Employers can be selective when there is a large applicant pool. The 2008 recession created such a condition but hiring standards tightened up as well. Companies avoid overstaffing to prevent future layoffs and keep a watchful eye on their resources. Those who avoided the chopping block will pick up the slack for the less fortunate. Additionally job seekers are often eliminated from competition at the starting gate. This is mostly because many continue to use a “one size fits all” approach. Karen O’Hara, CEO of a Sacramento based HR consulting firm echoed this sentiment. “Part of the problem is poor job search techniques, such as candidates who blast résumés to dozens of employers without regard to requirements for each job.”
Computerization and advancing technology has rapidly become an integral part of the workplace creating a challenging environment for employers and workers. This fast paced technology boom is likely to continue. As many as 47 percent of U.S. jobs are at risk of being impacted by computerization in the next decade or two according to a 2013 Oxford University study. Low to middle skilled jobs were initially vulnerable but now a wider range are at risk. The auto manufacturing industry is a prime example where technology has upstaged human workers but it’s not unique. Will there be a need for drivers in the future since cars and trucks can drive themselves? Drones can accomplish innumerable tasks including applications in agriculture, law enforcement as well as search and rescue. The Federal Aviation Administration estimates that 7,500 commercial drones could be flying in national airspace within a few years. Self-checkout kiosks preclude the need for grocery clerks; ATM’s eliminate teller-assisted transactions and online shopping challenges the sales force. Robots have even found there way into the operating room. The da Vinci surgical system can be programmed to perform surgical procedures with amazing precision and with less down time for patients. Will the virtual classroom replace traditional teaching? And by the way, who’s looking at that résumé you uploaded?
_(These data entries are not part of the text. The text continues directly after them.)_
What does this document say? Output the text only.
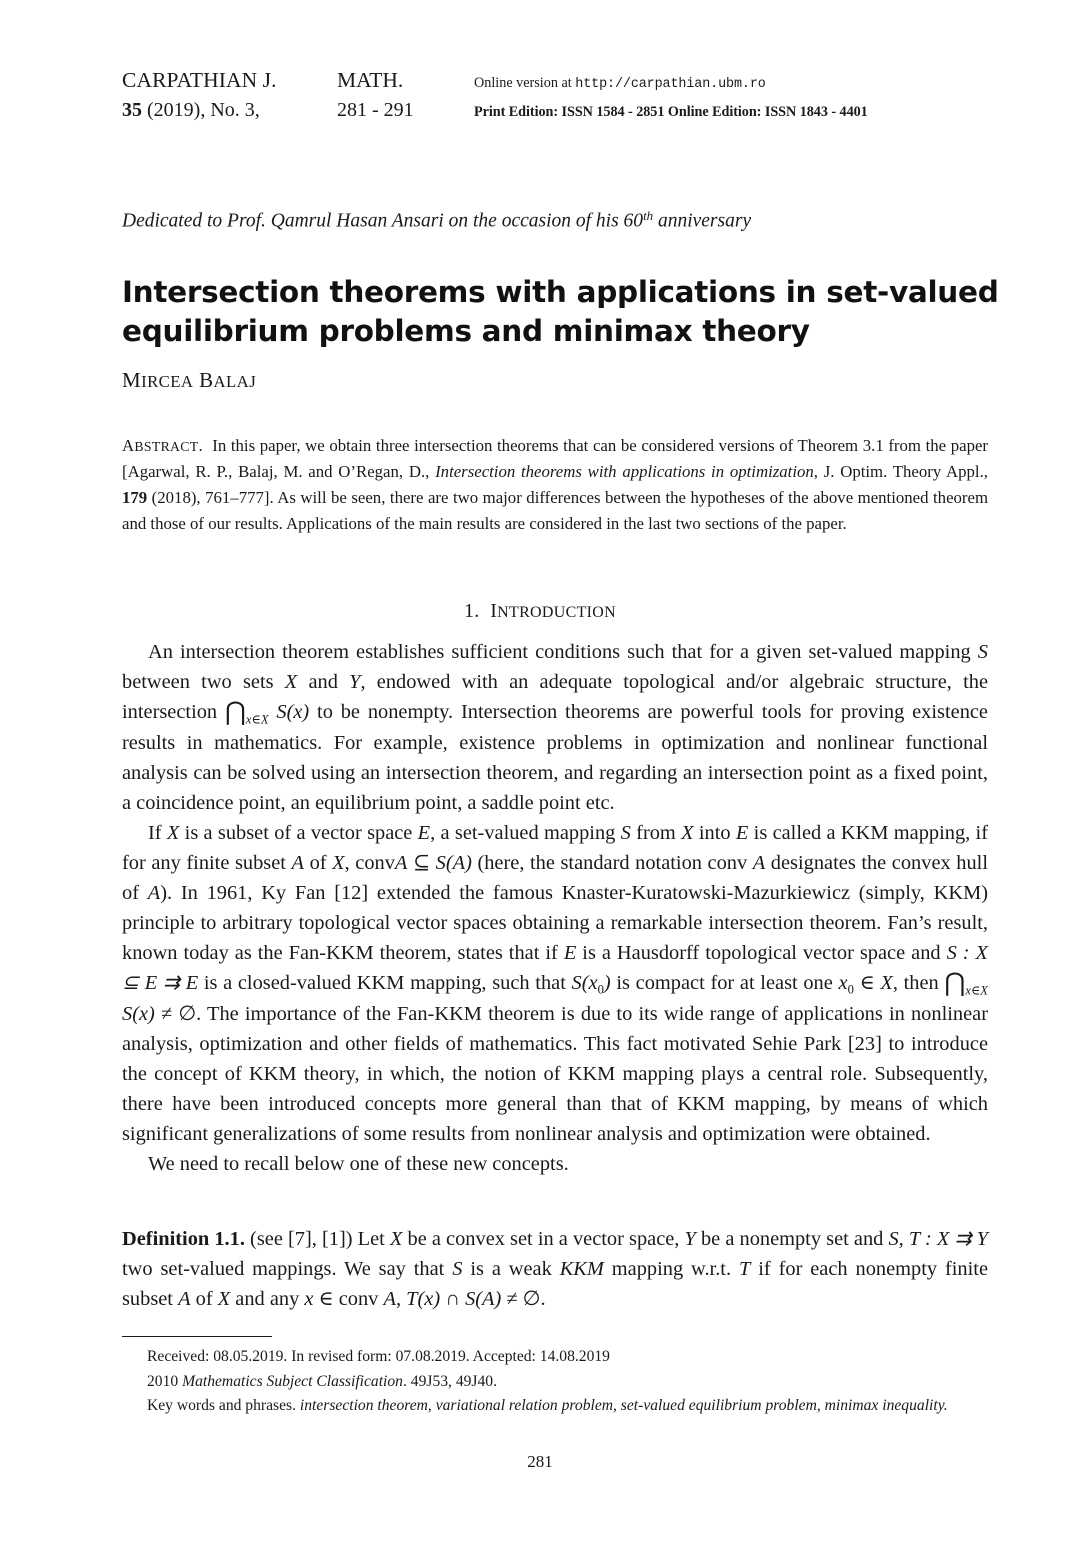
CARPATHIAN J.	MATH.	Online version at http://carpathian.ubm.ro
35 (2019), No. 3,	281 - 291	Print Edition: ISSN 1584 - 2851 Online Edition: ISSN 1843 - 4401
Dedicated to Prof. Qamrul Hasan Ansari on the occasion of his 60th anniversary
Intersection theorems with applications in set-valued equilibrium problems and minimax theory
MIRCEA BALAJ
ABSTRACT. In this paper, we obtain three intersection theorems that can be considered versions of Theorem 3.1 from the paper [Agarwal, R. P., Balaj, M. and O’Regan, D., Intersection theorems with applications in optimization, J. Optim. Theory Appl., 179 (2018), 761–777]. As will be seen, there are two major differences between the hypotheses of the above mentioned theorem and those of our results. Applications of the main results are considered in the last two sections of the paper.
1. INTRODUCTION

An intersection theorem establishes sufficient conditions such that for a given set-valued mapping S between two sets X and Y, endowed with an adequate topological and/or algebraic structure, the intersection $⋂_{x\in X}$ S(x) to be nonempty. Intersection theorems are powerful tools for proving existence results in mathematics. For example, existence problems in optimization and nonlinear functional analysis can be solved using an intersection theorem, and regarding an intersection point as a fixed point, a coincidence point, an equilibrium point, a saddle point etc.

If X is a subset of a vector space E, a set-valued mapping S from X into E is called a KKM mapping, if for any finite subset A of X, convA ⊆ S(A) (here, the standard notation conv A designates the convex hull of A). In 1961, Ky Fan [12] extended the famous Knaster-Kuratowski-Mazurkiewicz (simply, KKM) principle to arbitrary topological vector spaces obtaining a remarkable intersection theorem. Fan’s result, known today as the Fan-KKM theorem, states that if E is a Hausdorff topological vector space and S : X ⊆ E ⇉ E is a closed-valued KKM mapping, such that $S(x_0)$ is compact for at least one $x_0$ ∈ X, then $⋂_{x\in X}$ S(x) ≠ ∅. The importance of the Fan-KKM theorem is due to its wide range of applications in nonlinear analysis, optimization and other fields of mathematics. This fact motivated Sehie Park [23] to introduce the concept of KKM theory, in which, the notion of KKM mapping plays a central role. Subsequently, there have been introduced concepts more general than that of KKM mapping, by means of which significant generalizations of some results from nonlinear analysis and optimization were obtained.

We need to recall below one of these new concepts.

Definition 1.1. (see [7], [1]) Let X be a convex set in a vector space, Y be a nonempty set and S, T : X ⇉ Y two set-valued mappings. We say that S is a weak KKM mapping w.r.t. T if for each nonempty finite subset A of X and any x ∈ conv A, T(x) ∩ S(A) ≠ ∅.
Received: 08.05.2019. In revised form: 07.08.2019. Accepted: 14.08.2019
2010 Mathematics Subject Classification. 49J53, 49J40.
Key words and phrases. intersection theorem, variational relation problem, set-valued equilibrium problem, minimax inequality.
281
Most likely it’s a computer.
Training is at the forefront of this discussion. Employers typically committed to training workers hesitate with higher employee turnover and increased belt-tightening. Manpower states that 23 percent of employers are providing additional training and development for existing employees. Community colleges, technical schools and high schools are working to implement and maintain career-technical education to address needs. Grants are targeting partnerships between educational organizations and private employers. But each worker should keep a finger on the pulse of his or her own professional development to stay competitive.
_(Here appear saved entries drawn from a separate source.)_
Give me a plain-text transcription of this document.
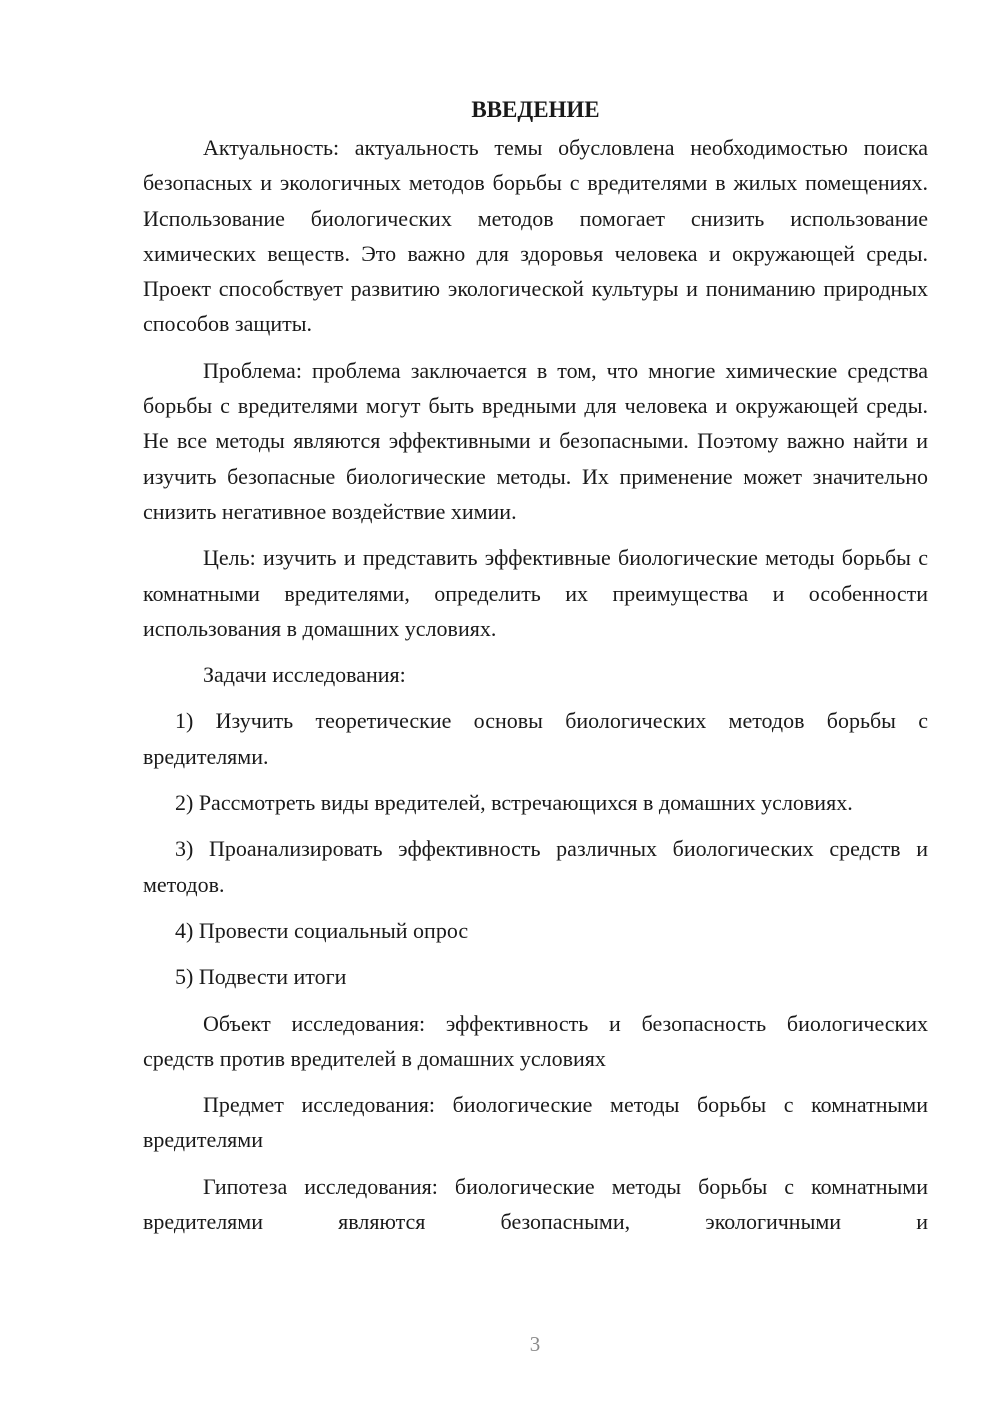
ВВЕДЕНИЕ

Актуальность: актуальность темы обусловлена необходимостью поиска безопасных и экологичных методов борьбы с вредителями в жилых помещениях. Использование биологических методов помогает снизить использование химических веществ. Это важно для здоровья человека и окружающей среды. Проект способствует развитию экологической культуры и пониманию природных способов защиты.

Проблема: проблема заключается в том, что многие химические средства борьбы с вредителями могут быть вредными для человека и окружающей среды. Не все методы являются эффективными и безопасными. Поэтому важно найти и изучить безопасные биологические методы. Их применение может значительно снизить негативное воздействие химии.

Цель: изучить и представить эффективные биологические методы борьбы с комнатными вредителями, определить их преимущества и особенности использования в домашних условиях.

Задачи исследования:

1) Изучить теоретические основы биологических методов борьбы с вредителями.

2) Рассмотреть виды вредителей, встречающихся в домашних условиях.

3) Проанализировать эффективность различных биологических средств и методов.

4) Провести социальный опрос

5) Подвести итоги

Объект исследования: эффективность и безопасность биологических средств против вредителей в домашних условиях

Предмет исследования: биологические методы борьбы с комнатными вредителями

Гипотеза исследования: биологические методы борьбы с комнатными вредителями являются безопасными, экологичными и

3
What jobs have a lower risk of being snatched by a robot? Jobs that require face-to-face communication, human interaction and social intelligence. Health care, management, the arts and media occupations and finance are a few. Education is fairly stable as well… at least for now.
Do you want to be that sought after purple squirrel? If so, beef up your adaptability and get ready for change. Complacency could lead to unemployment.